A recent AC Nielsen study shows that only 20 percent of all shopping will take place on the Internet over the next five years. This estimate is down from the 30 percent predicted a year ago. What once looked so good and efficient has turned out to be a more complex process than we’d ever envisioned. And this leaves bricks-and-mortar retailers as the second round victors in the battle for consumer loyalty.
You may remember an article I wrote in December, “E-tailer Testing Season,” discussing the tough times e-tailers were facing during the pre-Christmas shopping season. Most e-tailers couldn’t deliver on time or as promised, setting the whole e-tailing trend back months.
Now it’s become apparent that the crises e-tailers weathered in December weren’t restricted to that season alone. More and more e-tailers are facing tougher and tougher times, trying to justify high stock prices when set against sales and potential sales performance.

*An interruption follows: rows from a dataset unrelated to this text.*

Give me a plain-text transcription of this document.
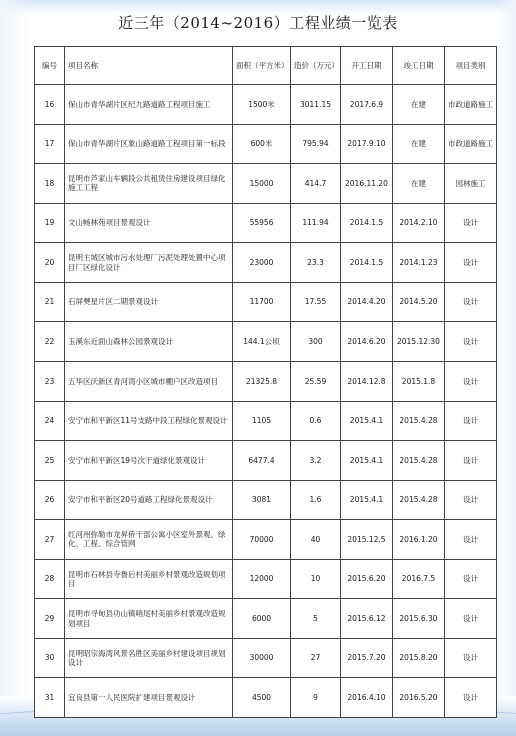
近三年（2014~2016）工程业绩一览表
编号	项目名称	面积（平方米）	造价（万元）	开工日期	竣工日期	项目类别
16	保山市青华湖片区纪九路道路工程项目施工	1500米	3011.15	2017.6.9	在建	市政道路施工
17	保山市青华湖片区象山路道路工程项目第一标段	600米	795.94	2017.9.10	在建	市政道路施工
18	昆明市芦家山车辆段公共租赁住房建设项目绿化施工工程	15000	414.7	2016.11.20	在建	园林施工
19	文山畅林苑项目景观设计	55956	111.94	2014.1.5	2014.2.10	设计
20	昆明主城区城市污水处理厂污泥处理处置中心项目厂区绿化设计	23000	23.3	2014.1.5	2014.1.23	设计
21	石屏僰星片区二期景观设计	11700	17.55	2014.4.20	2014.5.20	设计
22	玉溪东近面山森林公园景观设计	144.1公顷	300	2014.6.20	2015.12.30	设计
23	五华区沃新区青河湾小区城市棚户区改造项目	21325.8	25.59	2014.12.8	2015.1.8	设计
24	安宁市和平新区11号支路中段工程绿化景观设计	1105	0.6	2015.4.1	2015.4.28	设计
25	安宁市和平新区19号次干道绿化景观设计	6477.4	3.2	2015.4.1	2015.4.28	设计
26	安宁市和平新区20号道路工程绿化景观设计	3081	1.6	2015.4.1	2015.4.28	设计
27	红河州弥勒市龙昇侨干部公寓小区室外景观、绿化、工程、综合管网	70000	40	2015.12.5	2016.1.20	设计
28	昆明市石林县寺鲁后村美丽乡村景观改造规划项目	12000	10	2015.6.20	2016.7.5	设计
29	昆明市寻甸县功山镇哨尾村美丽乡村景观改造规划项目	6000	5	2015.6.12	2015.6.30	设计
30	昆明昭宗海湾风景名胜区美丽乡村建设项目规划设计	30000	27	2015.7.20	2015.8.20	设计
31	宜良县第一人民医院扩建项目景观设计	4500	9	2016.4.10	2016.5.20	设计
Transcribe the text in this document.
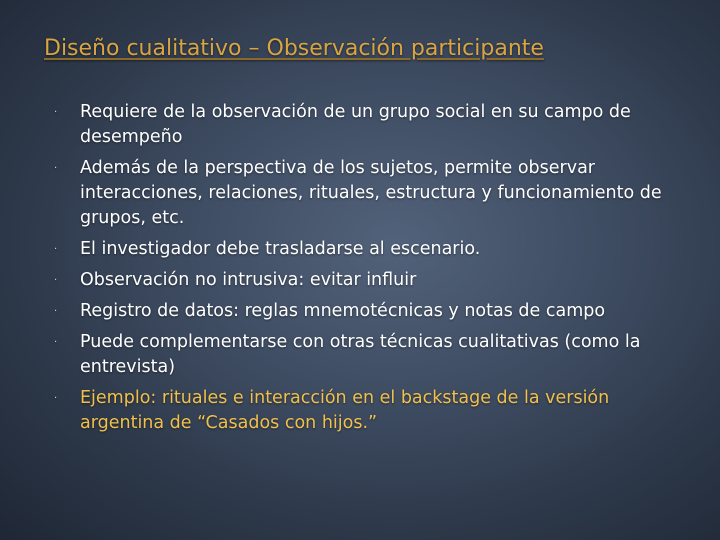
Diseño cualitativo – Observación participante
·	Requiere de la observación de un grupo social en su campo de desempeño
·	Además de la perspectiva de los sujetos, permite observar interacciones, relaciones, rituales, estructura y funcionamiento de grupos, etc.
·	El investigador debe trasladarse al escenario.
·	Observación no intrusiva: evitar influir
·	Registro de datos: reglas mnemotécnicas y notas de campo
·	Puede complementarse con otras técnicas cualitativas (como la entrevista)
·	Ejemplo: rituales e interacción en el backstage de la versión argentina de “Casados con hijos.”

Drugstore.com and eToys.com are examples of e-tailers juggling stock price against performance and returns. Both pioneers within their merchandise fields, these enterprises have, since their launch, faced a constant decline in stock value.
A Boston Consulting Group study named “Insight into Online Consumer Behavior,” was conducted among 12,000 consumers in the USA and Canada in 1999. It shows that 57 percent of Internet users have shopped online, and 51 percent have actually purchased goods or services online.
The typical online purchaser completed ten transactions and spent $460 online over the previous twelve months. Yet 28 percent of all attempted online purchases failed, and four out of five consumers who made purchases online experienced at least one failed purchase attempt over the same period. These failures resulted from technical problems consumers encountered with the sites, difficulties in finding products, and logistical and delivery problems after the sale.
The study’s results clearly indicate that e-tailers only have one chance to survive. One bad experience almost guarantees a customer won’t return for more. Not so for bricks-and-mortar businesses, which can sometimes get away with bad service repeatedly without losing a customer.
This is partly due to the geographical location of bricks-and-mortar businesses. Even if service is lousy, a customer may be persuaded by a store’s convenient location. But one of the most prominent determinants of return customers is the goodwill factor. Established over years, goodwill can inspire a customer to defend the shop and its bad service five or six times before considering a move elsewhere.
The study also shows that consumers who have a satisfying first purchase experience online are likely to spend more time and money online. The satisfied first-time purchaser typically engaged in twelve online transactions and spent $500 during the previous twelve months. The dissatisfied first-time purchaser spent only $140 on four online transactions. Twenty-eight percent of consumers who suffered a failed purchase attempt stopped shopping online; 23 percent stopped purchasing at the site in question.
Compare this scenario with the bricks-and-mortar parallel where only eight percent of consumers who suffered bad service stopped shopping offline. The scariest data was that six percent of users who had bad online shopping experiences also stopped patronizing the retailer’s physical store. The relationship between off- and online branding. the clicks-and-mortar synergy . is, therefore, clearly a factor which could diminish the harmonious synergy between the brand off- and online.
On the other hand, this synergy also offers some positive prospects. Another recent study conducted in Australia showed that the synergy between off- and online brands is impressively high. A good online experience will, in nine percent of the cases, lead to offline-generated sales in the same brand stores. Consumers having positive offline experiences are, in 32 percent of the cases, open to trying the store online if they have access to the Internet. The synergy is clearly present both for good and for bad.
It takes time to establish goodwill, and goodwill cannot be bought. It must be earned over time. The stakes are high for online retailers who don’t deliver, a fact that can only lead to the conclusion that it’s better not to have a presence at all than to be online without knowing why.
A non-serious presence on the Internet can dilute the value of bricks-and-mortar stores. This is a fact that should be well known to most retailers. Unfortunately, most retailers still think that some online presence is better than none. Hopefully this misconception will soon change.